Case Histories of Drug Discovery

Every drug has a unique story on its journey from an idea to the marketplace. What is almost always the case though is that each drug has a champion, to help guide the concept and the drug compound through sometimes difficult waters. Nowadays, a company will often be completely reorganized, change management or be acquired by a competitor several times during the period when a promising compound is in late stage discovery or development. There are a number of marketed drugs, including Buspirone, Prozac, Acyclovir or Viagara that may not have come to light in modern laboratories.  Too often we try to over-organize research, and serendipitous events do not occur as often.  A measured but urgent environment where inventions can prosper should be sought so scientists can “make their own luck”!  Lars has recently had a review on this topic called “Drug Discovery Management: Small is Still Beautiful: Why a Number of Companies Get it Wrong” accepted by the Elsevier journal Drug Discovery Today, which will be published in early summer 2011. 

The drugs listed were invented by scientists relying often on instinctive invention and observation, who sometimes fought shy of formal systems.  Many drugs are the product of serendipity, or “lucky” observations, but in fact the scientists involved often “made their own luck”, by acting on seemingly disparate data to hunt for a new disease treatment.

Buspirone – was designed as a selective 5HT1A receptor agonist, but only emerged as a novel treatment for anxiety when it was in late stage preclinical development and it was dosed to primates, which were much less alarmed and anxious when their cages were literally rattled.  This effect had not been observed in rodents, and is explained by the presence of a hydroxyl metabolite of the parent drug that is only observed in primates and humans. The drug, marketed by Bristol Myers Squibb went on to achieve a turnover of over $500M per annum.

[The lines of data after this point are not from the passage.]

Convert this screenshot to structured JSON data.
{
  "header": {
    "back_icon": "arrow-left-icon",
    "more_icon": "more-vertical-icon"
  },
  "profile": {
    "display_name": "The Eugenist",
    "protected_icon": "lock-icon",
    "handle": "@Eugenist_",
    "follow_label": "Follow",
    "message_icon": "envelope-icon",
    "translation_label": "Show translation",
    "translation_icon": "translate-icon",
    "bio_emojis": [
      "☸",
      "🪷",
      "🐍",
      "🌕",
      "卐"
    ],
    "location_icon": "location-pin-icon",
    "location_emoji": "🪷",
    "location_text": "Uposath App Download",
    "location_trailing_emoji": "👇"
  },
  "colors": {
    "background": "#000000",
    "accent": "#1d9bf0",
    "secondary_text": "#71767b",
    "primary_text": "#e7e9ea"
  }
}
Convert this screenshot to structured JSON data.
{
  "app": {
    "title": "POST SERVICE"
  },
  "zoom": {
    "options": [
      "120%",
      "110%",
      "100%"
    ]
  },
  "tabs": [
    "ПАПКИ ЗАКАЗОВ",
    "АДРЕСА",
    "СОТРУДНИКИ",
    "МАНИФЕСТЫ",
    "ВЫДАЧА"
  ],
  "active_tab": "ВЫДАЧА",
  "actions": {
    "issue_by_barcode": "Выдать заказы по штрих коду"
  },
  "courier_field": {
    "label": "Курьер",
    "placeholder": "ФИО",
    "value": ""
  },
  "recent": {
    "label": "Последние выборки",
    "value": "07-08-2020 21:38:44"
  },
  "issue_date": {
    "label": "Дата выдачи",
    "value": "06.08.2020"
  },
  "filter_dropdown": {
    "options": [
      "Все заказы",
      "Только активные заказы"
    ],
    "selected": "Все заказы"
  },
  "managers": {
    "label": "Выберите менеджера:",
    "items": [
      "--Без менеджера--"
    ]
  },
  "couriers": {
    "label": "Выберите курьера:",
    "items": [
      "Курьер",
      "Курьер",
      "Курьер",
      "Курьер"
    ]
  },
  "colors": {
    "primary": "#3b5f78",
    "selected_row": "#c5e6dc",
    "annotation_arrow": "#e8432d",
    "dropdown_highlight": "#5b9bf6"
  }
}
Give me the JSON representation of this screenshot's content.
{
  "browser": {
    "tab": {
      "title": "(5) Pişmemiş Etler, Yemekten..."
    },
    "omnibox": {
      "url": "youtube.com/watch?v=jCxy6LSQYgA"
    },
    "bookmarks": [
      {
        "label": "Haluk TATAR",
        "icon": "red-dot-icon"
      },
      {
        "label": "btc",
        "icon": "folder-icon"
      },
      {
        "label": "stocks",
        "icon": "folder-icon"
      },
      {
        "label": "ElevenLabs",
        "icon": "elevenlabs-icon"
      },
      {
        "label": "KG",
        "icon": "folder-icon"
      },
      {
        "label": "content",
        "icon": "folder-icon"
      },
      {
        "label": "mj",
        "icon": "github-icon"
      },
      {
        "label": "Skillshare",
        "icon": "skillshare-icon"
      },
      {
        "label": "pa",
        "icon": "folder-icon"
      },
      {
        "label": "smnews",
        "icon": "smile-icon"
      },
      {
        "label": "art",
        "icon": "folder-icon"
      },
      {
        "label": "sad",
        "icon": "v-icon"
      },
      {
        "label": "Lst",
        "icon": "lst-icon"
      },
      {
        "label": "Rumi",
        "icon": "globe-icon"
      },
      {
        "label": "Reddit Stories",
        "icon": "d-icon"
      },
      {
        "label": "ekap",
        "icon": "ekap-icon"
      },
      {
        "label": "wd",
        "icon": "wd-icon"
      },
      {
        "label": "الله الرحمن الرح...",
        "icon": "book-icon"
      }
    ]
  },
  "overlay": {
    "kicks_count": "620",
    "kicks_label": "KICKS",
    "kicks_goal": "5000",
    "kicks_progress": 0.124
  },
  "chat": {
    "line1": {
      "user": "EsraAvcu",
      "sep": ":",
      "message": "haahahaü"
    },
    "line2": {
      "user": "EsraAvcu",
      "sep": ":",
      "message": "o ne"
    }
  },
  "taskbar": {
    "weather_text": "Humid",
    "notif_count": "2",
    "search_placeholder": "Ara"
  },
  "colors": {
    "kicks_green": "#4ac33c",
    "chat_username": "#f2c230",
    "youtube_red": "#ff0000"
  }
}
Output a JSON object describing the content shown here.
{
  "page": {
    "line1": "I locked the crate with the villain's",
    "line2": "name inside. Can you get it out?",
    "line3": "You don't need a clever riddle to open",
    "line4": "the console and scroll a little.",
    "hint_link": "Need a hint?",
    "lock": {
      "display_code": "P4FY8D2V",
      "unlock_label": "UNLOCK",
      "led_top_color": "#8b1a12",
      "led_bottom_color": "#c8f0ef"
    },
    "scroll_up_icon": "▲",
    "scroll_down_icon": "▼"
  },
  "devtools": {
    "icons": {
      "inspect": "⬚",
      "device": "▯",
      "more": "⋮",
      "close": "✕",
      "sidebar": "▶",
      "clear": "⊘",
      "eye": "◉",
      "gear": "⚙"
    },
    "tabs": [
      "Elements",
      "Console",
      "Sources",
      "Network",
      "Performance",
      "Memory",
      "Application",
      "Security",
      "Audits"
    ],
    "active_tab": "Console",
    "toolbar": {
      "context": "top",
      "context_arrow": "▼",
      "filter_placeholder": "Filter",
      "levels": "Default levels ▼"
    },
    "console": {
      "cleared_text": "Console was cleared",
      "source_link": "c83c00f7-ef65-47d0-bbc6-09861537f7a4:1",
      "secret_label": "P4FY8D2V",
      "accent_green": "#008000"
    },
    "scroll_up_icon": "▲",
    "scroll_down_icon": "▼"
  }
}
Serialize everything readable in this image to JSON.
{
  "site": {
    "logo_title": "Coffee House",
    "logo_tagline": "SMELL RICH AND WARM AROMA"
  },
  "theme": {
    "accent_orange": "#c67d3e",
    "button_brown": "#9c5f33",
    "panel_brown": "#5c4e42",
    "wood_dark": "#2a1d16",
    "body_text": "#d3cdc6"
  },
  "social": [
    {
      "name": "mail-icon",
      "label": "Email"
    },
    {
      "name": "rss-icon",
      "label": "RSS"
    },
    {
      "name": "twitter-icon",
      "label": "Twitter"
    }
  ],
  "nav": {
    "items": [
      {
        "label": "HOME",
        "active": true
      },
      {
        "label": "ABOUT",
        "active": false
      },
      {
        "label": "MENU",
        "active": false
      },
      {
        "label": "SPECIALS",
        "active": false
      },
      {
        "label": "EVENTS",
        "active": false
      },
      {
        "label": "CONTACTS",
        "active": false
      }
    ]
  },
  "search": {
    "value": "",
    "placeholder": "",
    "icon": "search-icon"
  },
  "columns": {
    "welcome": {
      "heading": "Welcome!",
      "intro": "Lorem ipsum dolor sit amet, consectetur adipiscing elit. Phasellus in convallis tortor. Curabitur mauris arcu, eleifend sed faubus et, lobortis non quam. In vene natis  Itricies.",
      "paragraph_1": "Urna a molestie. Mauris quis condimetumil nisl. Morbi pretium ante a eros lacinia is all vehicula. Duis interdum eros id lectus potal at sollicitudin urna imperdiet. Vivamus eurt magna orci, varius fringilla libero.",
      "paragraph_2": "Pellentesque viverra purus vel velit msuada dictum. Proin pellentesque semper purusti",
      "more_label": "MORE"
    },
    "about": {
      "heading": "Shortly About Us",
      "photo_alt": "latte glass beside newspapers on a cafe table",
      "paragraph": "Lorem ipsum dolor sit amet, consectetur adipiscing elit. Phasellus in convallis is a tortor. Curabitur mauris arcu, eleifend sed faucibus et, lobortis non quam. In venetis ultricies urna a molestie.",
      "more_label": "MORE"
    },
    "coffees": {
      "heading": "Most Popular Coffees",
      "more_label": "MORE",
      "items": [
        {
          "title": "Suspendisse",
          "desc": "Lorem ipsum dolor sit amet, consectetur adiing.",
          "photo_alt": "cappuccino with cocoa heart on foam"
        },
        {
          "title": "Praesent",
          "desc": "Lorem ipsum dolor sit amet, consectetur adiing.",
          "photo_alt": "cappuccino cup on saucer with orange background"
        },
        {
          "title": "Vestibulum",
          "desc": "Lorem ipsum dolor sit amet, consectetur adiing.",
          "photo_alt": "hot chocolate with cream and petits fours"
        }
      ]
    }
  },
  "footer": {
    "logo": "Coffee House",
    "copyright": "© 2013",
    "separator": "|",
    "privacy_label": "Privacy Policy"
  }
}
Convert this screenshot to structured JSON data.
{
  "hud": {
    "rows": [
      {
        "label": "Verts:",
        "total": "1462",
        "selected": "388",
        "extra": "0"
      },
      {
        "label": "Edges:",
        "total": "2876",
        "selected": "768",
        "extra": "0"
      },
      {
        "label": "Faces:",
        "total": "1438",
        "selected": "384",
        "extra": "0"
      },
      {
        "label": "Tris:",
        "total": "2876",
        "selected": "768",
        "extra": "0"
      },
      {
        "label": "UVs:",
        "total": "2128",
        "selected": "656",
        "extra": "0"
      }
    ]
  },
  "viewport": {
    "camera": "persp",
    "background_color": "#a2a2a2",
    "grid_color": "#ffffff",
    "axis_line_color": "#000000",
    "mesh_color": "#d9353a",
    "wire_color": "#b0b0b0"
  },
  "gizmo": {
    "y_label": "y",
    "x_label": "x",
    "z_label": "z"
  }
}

The discovery of Prozac was an early example of rational drug design. In the late 1960s, Bryan B. Molloy and Klaus K. Schmiegel, chemists at Eli Lilly & Co. in Indianapolis, began synthesizing compounds based on the antihistamine Benadryl (diphenhydramine), which has some anxiolytic/ and antidepressant properties.  A Lilly colleague, David T. Wong, tested these new compounds and found that one – with a -CF3 in the phenyl para-position – blocked uptake of serotonin and apparently very little else.  In 1974, the team publicly announced their discovery, and later clinical trials proved fluoxetine – soon branded as Prozac – to be effective in the treatment of depression and to lack the significant side effects of its predecessors.  The drug was not launched until 1986, giving evidence of a long development time; Prozac was apparently “on hold” for long periods, often a fate for an ultimately successful first-in-class drug.

The reasons for Acyclovir’s (ACV) activity and selectivity in cells infected with Herpes Simples Virus (HSV) or Varicella Zoster Virus (VZV) are summarized as: 1. Activation by a HSV- or VZV-specified Thymidine kinase, forming a phosphate ester. 2. The viral DNA polymerase has a greater sensitivity than the cellular polymerases to the resultant triphosphate. 3. Inactivation of the viral DNA polymerase, but not the cellular polymerases, by ACV-TP. 4. Chain termination of viral DNA by incorporation of ACV-MP. The team under eventual Nobel Prize winner Gertrude Elion at Burroughs Wellcome built these theories on the observation that ACV possessed in vitro antiviral activity, but apparently the initial observation was made serendipitously; the compound may have been tested in the antiviral assay unintentionally.

Viagara was a Phosphodiesterase V inhibitor in clinical trials for cardiovascular disorders including angina pectoris, and invented by my friend Dr. Nick Terrett, a former colleague from Glaxo, Ware, UK.  However, notable side-effects were observed during a hospital trial, and the drug was developed for treatment of erectile dysfunction; the rest is history!

The accounts mentioned above shows how every drug is unique; but scientists need to have time and space as well as the motivation to observe and discover, “making thir own luck” by sound observation.  The invention and development of a new drug rarely follows a prescribed pattern. This was certainly the case at Vernalis with the early stages of the discovery of the A2A antagonist Vipadenant V2006/BIIB0014, which has shown PoC in Parkinson’s Disease; the early lead structure came from investigating the CNS side-effects of the antimalarial drug Mefloquine.  The (-)-enantiomer of this compound turned out to have adenosine A2A receptor affinity.  When I wrote the project proposal in 1999 while at Vernalis PLC, I was not aware how the medicinal chemists working in my team would eventually evolve the structure through iterative optimization to provide the triazolopyrimidine drug candidate V2006. 

The discipline of drug-hunting requires an openness to new thinking, determination, teamwork and an ability to link apparently disparate observations into a novel rationale.  Unique management skills are required to provide the right environment for these amazing discoveries to prosper for the benefit of mankind and the companies sponsoring the research work.